Presbyterian Church of Ghana consults stakeholders on higher education
The 2020 Presbyterian Church of Ghana (PCG), stakeholder consultation meeting on higher education for all heads of its higher educational institutions has ended at the Hill View Hotel in Accra.
The institutions are Senior High Schools, Colleges of Education and the Presbyterian University College.
The four-day meeting on the theme; “Enhancing Quality Education Delivery in Presbyterian Institutions-The Role of Educational Administrators,” with the sub-theme: Excelling beyond the challenges of COVID-19, discussed effective ways, and strategies to managing educational institutions of the Church in terms of discipline, practice and infrastructure development, as a partner to government in the delivery of quality education.
Dr Yaw Osei Adutwum, the Deputy Minister of Education, at the opening ceremony said the world had gotten to a stage where higher education had become critical to turn around the fortunes of nations, and Ghana could not be left behind.
He called for enhanced investments into higher education, and the development of “leapfrog strategies,” that would enhance enrolment levels without compromising on quality, to catch up faster with the racing pace of knowledge in the developed world and also for Africans to remain relevant “in our own spaces.”
Dr Adutwum said though access to higher educational levels were important, the quality was critical, saying stakeholders had over the years raised concerns about the fallen standards in education, as the job market continued to complain about the sub-standard products from the country’s higher educational institutions.
He encouraged mainstream universities and their affiliate institutions, to see themselves as “recycling plans,” where even if garbage were put in, should come out refined, rather than sticking to the current mass production of students who had little or no ability to create wealth through critical thinking, creativity, and were unprepared for the job market.
Dr Adutwum advised that in building the prestige required in Presbyterian Universities and other Colleges of Education, the institutions should consider the creation of environments that encouraged students to develop assertiveness, to be able to ask critical questions and meaningfully contribute to discussions during their instructional periods and on other platforms.
On incidence of the COVID-19 pandemic and its adverse effect on education globally, he said the post era was going to present an interesting stage for the entire world, with a heavy toll especially, on developing countries, including; Ghana, and could adversely affect Human Index Capital, if nothing was done to avert the situation.
He said challenges such as teacher absenteeism, poor utilization of instructional periods by instructors, inadequate supervision by the requisite authorities, and also the firm positions taken by some lecturers, especially, in higher educational levels, demanded that students “gave back” their instructional notes without value addition during examinations, were contributory factors for the poor educational outcomes in Ghana.
He cited intervention programmes, including; the Free SHS policy for enhanced enrollment, the focus on quality Technical and Vocational Educational Training, and Science, Technology, Engineering and Mathematics as “touch bearing” initiatives to ensure Ghana’s progression towards sustainable development.
He said there were infrastructural upgrade ongoing in higher educational institutions, to accommodate the large number of student intake, and to address the current double track system.
Dr Kofi Awusabo-Asare, the Chairman of the National Accreditation Board, urged all Heads of higher educational institutions to draw up continuity plans if they did not have one in place, which must be used alongside crisis management interventions on teaching and learning, using various social media outlets and other virtual learning platforms.
He urged them to also develop quality e-resources saying, “Virtual teaching and learning has now come to stay,” and that universities must tap into the use of the new opportunities that COVID-19 presented, and invest in research outcomes of students by reviewing strategies for long term effects.
Dr.

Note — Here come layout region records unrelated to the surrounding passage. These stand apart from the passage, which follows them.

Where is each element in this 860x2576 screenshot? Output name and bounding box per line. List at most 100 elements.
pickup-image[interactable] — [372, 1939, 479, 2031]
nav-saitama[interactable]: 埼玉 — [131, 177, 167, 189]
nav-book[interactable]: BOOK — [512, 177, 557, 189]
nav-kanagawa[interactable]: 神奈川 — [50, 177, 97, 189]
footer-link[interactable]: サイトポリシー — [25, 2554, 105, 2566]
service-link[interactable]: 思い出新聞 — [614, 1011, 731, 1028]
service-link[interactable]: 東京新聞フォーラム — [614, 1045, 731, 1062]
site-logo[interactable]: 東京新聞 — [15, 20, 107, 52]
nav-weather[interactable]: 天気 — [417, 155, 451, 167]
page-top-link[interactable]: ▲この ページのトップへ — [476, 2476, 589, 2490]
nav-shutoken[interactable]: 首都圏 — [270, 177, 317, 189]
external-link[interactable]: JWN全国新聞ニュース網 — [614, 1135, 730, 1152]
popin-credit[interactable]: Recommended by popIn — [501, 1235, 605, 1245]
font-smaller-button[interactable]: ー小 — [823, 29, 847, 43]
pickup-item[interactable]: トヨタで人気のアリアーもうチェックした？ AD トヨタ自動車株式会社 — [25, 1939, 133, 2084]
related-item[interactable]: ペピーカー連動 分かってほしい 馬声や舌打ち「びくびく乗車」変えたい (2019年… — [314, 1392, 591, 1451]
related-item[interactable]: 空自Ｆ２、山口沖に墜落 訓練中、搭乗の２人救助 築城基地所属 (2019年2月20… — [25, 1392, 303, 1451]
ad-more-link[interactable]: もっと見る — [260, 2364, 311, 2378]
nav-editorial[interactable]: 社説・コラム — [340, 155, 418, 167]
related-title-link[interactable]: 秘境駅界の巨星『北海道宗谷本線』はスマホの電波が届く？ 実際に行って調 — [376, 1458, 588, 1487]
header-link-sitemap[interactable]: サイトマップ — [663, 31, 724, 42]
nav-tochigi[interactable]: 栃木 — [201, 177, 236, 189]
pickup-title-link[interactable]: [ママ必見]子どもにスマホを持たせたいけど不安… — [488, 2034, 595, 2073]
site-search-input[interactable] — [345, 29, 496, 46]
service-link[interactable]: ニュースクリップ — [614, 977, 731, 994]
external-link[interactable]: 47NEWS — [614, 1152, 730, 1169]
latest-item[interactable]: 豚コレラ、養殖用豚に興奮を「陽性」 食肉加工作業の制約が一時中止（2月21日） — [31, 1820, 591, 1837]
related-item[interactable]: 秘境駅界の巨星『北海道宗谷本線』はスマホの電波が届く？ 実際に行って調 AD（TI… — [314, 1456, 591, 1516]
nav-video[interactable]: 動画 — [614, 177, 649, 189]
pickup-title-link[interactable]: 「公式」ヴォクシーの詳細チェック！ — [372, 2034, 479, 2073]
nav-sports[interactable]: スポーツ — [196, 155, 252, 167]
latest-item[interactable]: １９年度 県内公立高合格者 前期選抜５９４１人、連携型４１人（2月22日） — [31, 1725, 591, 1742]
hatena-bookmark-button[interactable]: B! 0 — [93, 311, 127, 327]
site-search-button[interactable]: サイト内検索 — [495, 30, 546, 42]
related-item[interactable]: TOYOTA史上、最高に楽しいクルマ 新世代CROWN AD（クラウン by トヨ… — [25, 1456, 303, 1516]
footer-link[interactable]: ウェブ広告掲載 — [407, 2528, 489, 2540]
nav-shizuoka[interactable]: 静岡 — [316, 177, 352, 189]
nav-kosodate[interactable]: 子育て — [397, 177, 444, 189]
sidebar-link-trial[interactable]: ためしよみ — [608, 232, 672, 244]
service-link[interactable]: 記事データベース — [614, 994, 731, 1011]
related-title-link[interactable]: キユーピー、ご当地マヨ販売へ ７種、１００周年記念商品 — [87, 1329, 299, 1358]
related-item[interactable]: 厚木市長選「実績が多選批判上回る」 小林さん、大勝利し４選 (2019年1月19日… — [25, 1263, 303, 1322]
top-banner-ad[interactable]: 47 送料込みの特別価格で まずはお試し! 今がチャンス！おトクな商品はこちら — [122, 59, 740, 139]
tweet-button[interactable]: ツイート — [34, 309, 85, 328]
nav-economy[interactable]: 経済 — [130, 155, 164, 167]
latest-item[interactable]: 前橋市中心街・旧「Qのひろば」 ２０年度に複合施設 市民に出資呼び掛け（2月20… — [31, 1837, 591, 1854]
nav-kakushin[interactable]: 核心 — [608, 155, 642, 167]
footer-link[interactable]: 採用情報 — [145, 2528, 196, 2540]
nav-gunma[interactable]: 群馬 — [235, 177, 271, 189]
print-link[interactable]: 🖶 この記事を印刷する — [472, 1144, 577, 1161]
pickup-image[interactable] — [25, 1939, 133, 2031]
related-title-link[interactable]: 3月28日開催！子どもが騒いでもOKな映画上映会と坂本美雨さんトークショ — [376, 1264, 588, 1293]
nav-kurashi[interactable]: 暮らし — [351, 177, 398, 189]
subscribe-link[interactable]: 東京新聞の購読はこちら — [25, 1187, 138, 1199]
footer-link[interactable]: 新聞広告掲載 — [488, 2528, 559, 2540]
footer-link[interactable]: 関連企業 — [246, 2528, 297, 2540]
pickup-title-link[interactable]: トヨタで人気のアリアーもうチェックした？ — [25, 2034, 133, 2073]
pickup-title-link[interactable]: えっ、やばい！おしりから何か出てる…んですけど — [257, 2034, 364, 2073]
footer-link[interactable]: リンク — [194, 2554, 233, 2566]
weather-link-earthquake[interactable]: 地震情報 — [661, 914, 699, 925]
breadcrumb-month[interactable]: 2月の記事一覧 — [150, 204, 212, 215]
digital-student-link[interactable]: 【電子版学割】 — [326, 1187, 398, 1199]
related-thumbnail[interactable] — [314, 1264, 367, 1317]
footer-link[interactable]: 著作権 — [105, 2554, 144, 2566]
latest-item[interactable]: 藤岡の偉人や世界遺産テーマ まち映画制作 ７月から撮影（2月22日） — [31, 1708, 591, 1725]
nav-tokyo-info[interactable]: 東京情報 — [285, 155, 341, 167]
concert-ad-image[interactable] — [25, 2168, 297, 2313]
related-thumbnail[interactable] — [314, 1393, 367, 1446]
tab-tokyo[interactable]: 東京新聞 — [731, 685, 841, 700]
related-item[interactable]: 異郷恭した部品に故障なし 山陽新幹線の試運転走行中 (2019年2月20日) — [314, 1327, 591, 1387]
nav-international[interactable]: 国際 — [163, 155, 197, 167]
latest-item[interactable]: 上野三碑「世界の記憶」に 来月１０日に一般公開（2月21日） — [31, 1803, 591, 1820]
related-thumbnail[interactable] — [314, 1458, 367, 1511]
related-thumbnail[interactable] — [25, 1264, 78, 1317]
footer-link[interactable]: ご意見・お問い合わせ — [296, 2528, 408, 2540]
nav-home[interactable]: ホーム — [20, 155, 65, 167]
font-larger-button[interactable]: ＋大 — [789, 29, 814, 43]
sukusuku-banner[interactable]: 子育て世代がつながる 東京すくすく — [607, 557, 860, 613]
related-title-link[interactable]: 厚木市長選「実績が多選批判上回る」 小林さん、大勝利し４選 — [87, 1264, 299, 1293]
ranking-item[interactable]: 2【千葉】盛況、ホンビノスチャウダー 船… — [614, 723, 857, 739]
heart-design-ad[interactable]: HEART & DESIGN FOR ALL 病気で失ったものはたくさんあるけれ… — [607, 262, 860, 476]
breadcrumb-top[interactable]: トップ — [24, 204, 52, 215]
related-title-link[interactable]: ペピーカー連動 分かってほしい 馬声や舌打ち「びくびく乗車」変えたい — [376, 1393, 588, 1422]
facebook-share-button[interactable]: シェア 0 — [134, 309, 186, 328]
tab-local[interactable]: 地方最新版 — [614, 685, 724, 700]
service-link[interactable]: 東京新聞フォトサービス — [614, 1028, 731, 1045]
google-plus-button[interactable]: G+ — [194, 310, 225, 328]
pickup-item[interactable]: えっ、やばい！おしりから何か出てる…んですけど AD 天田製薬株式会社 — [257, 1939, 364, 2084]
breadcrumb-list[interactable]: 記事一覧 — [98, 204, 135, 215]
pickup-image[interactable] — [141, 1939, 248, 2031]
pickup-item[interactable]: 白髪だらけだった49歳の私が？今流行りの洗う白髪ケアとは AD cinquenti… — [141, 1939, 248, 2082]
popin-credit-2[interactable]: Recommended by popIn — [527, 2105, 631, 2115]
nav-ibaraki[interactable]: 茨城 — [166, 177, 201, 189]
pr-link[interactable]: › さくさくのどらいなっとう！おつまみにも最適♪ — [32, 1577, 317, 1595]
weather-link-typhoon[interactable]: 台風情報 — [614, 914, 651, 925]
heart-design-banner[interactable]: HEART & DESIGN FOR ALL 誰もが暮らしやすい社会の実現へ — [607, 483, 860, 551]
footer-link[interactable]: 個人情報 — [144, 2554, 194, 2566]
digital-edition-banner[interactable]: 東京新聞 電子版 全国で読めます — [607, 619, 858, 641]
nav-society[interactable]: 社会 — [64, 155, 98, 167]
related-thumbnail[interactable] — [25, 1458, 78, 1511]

Awusabo-Asare also encouraged Presbyterian higher educational institutions to remain the “light” towards promoting self-discipline, creating resilience by removing locational disadvantages and further creating awareness of their existence through the show of excellence by the output of their students.
The Rt. Rev. Professor Joseph Obiri Yeboah Mante, the Moderator of the General Assembly of the Church, thanked the speakers and the participants for the contributions, and encouraged them to continue the discussion for more ideas and innovations to improve Ghana’s higher education.